Canova capitalized on anger with Wasserman Schultz, and at one point was out-fund-raising her. Wasserman Schultz was well known in her south Florida district since her 2004 election, and pundits predicted longstanding goodwill among her constituents would carry her. Her district, encompassing Miami Beach, leans Democratic and she is likely to win in the Nov. 8 general election.
Wasserman Schultz is one of the best known Jewish Democrats in Congress, and Canova, who is not Jewish but who lived for a time in Israel, tried to use her vote for last year’s Iran nuclear deal – unpopular in the pro-Israel community – against her.
She countered by pointing to Canova’s calls for disarming the Middle East (he denied this included Israel) and his tough criticisms of Israeli settlement policy, which reflected the policies of Sanders, the first Jewish candidate to win major party nominating contests.
Also in Florida on Tuesday:
–Rep. Patrick Murphy, D-Fla., backed by the establishment, handily defeated Rep.
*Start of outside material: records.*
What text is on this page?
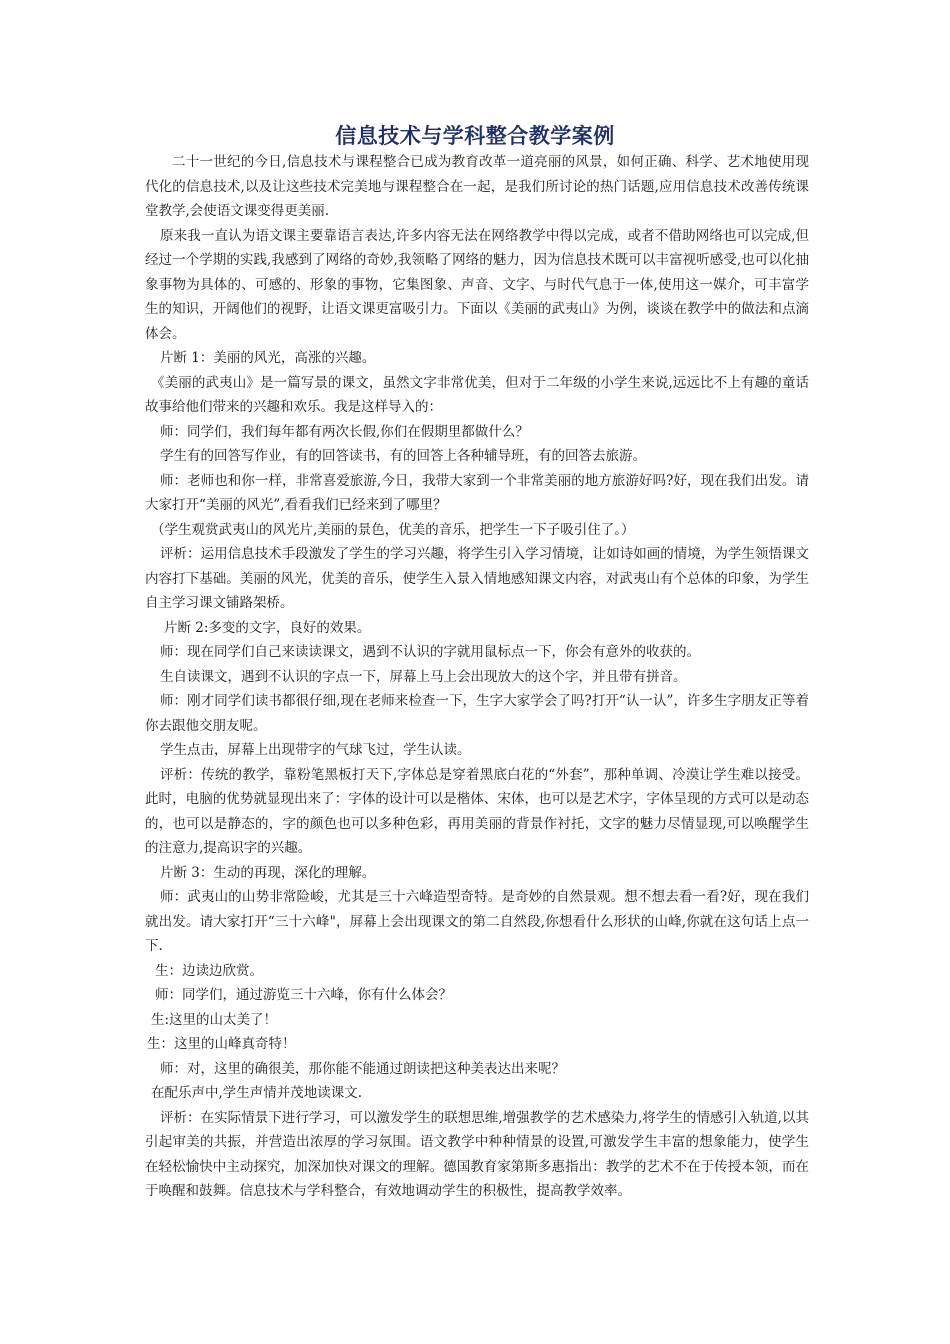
信息技术与学科整合教学案例

二十一世纪的今日,信息技术与课程整合已成为教育改革一道亮丽的风景，如何正确、科学、艺术地使用现代化的信息技术,以及让这些技术完美地与课程整合在一起，是我们所讨论的热门话题,应用信息技术改善传统课堂教学,会使语文课变得更美丽.

原来我一直认为语文课主要靠语言表达,许多内容无法在网络教学中得以完成，或者不借助网络也可以完成,但经过一个学期的实践,我感到了网络的奇妙,我领略了网络的魅力，因为信息技术既可以丰富视听感受,也可以化抽象事物为具体的、可感的、形象的事物，它集图象、声音、文字、与时代气息于一体,使用这一媒介，可丰富学生的知识，开阔他们的视野，让语文课更富吸引力。下面以《美丽的武夷山》为例，谈谈在教学中的做法和点滴体会。

片断 1：美丽的风光，高涨的兴趣。

《美丽的武夷山》是一篇写景的课文，虽然文字非常优美，但对于二年级的小学生来说,远远比不上有趣的童话故事给他们带来的兴趣和欢乐。我是这样导入的：

师：同学们，我们每年都有两次长假,你们在假期里都做什么？

学生有的回答写作业，有的回答读书，有的回答上各种辅导班，有的回答去旅游。

师：老师也和你一样，非常喜爱旅游,今日，我带大家到一个非常美丽的地方旅游好吗?好，现在我们出发。请大家打开“美丽的风光”,看看我们已经来到了哪里？

（学生观赏武夷山的风光片,美丽的景色，优美的音乐，把学生一下子吸引住了。）

评析：运用信息技术手段激发了学生的学习兴趣，将学生引入学习情境，让如诗如画的情境，为学生领悟课文内容打下基础。美丽的风光，优美的音乐，使学生入景入情地感知课文内容，对武夷山有个总体的印象，为学生自主学习课文铺路架桥。

片断 2:多变的文字，良好的效果。

师：现在同学们自己来读读课文，遇到不认识的字就用鼠标点一下，你会有意外的收获的。

生自读课文，遇到不认识的字点一下，屏幕上马上会出现放大的这个字，并且带有拼音。

师：刚才同学们读书都很仔细,现在老师来检查一下，生字大家学会了吗?打开“认一认”，许多生字朋友正等着你去跟他交朋友呢。

学生点击，屏幕上出现带字的气球飞过，学生认读。

评析：传统的教学，靠粉笔黑板打天下,字体总是穿着黑底白花的“外套”，那种单调、冷漠让学生难以接受。此时，电脑的优势就显现出来了：字体的设计可以是楷体、宋体，也可以是艺术字，字体呈现的方式可以是动态的，也可以是静态的，字的颜色也可以多种色彩，再用美丽的背景作衬托，文字的魅力尽情显现,可以唤醒学生的注意力,提高识字的兴趣。

片断 3：生动的再现，深化的理解。

师：武夷山的山势非常险峻，尤其是三十六峰造型奇特。是奇妙的自然景观。想不想去看一看?好，现在我们就出发。请大家打开“三十六峰"，屏幕上会出现课文的第二自然段,你想看什么形状的山峰,你就在这句话上点一下.

生：边读边欣赏。

师：同学们，通过游览三十六峰，你有什么体会？

生:这里的山太美了！

生：这里的山峰真奇特！

师：对，这里的确很美，那你能不能通过朗读把这种美表达出来呢？

在配乐声中,学生声情并茂地读课文.

评析：在实际情景下进行学习，可以激发学生的联想思维,增强教学的艺术感染力,将学生的情感引入轨道,以其引起审美的共振，并营造出浓厚的学习氛围。语文教学中种种情景的设置,可激发学生丰富的想象能力，使学生在轻松愉快中主动探究，加深加快对课文的理解。德国教育家第斯多惠指出：教学的艺术不在于传授本领，而在于唤醒和鼓舞。信息技术与学科整合，有效地调动学生的积极性，提高教学效率。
Alan Grayson, D-Fla., for the Democratic nomination for the Senate. Grayson, who is Jewish, was a firebrand on the party’s left and modeled his bid for the Senate on Sanders’ insurgent campaign. Grayson was afflicted in part by an ethics complaint that he continued to run a hedge fund while in office, and also of allegations of spousal abuse leveled by his ex-wife. The race was bitter, and Grayson said Tuesday night that he would not vote for Murphy in November. Grayson’s wife, Dena, failed in her bid to replace him in his central Florida district.
–Murphy will face Sen. Marco Rubio, R-Fla., who won the Republican primary on Tuesday. Rubio had run for the presidency but was defeated by Donald Trump. He had said he was quitting politics but Republican Party leaders, fearing a loss of the Senate seat on the coattails of Trump’s unpopularity, talked him into running. Rubio, an outspoken Iran deal opponent, had been a favorite of pro-Israel Republicans for a period during the primaries.
–Also handily fending off a rival on Tuesday was another south Florida congresswoman, Rep. Ileana Ros-Lehtinen, R-Fla., who is the chairwoman of the U.S. House of Representatives Middle East subcommittee. Ros-Lehtinen is one of the leading pro-Israel voices in the House, and has a good relationship with Wasserman Schultz. They joined to advocate for expanding benefits for aging Holocaust survivors.
–Dwight Bullard, a Democratic state senator who prompted a pro-Israel protest over the weekend because of his tour of the West Bank earlier this year sponsored by a pro-BDS group, handily defeated a challenger who had sought to make an issue of the controversy. Bullard, a Black Lives Matter activist whose district is in Miami-Dade County, told JTA recently he is “agnostic” about the boycott, divestment and sanction Israel movement. Andrew Korge, his rival, had told a local CBS affiliate that Bullard’s participation in the trip was “disturbing.”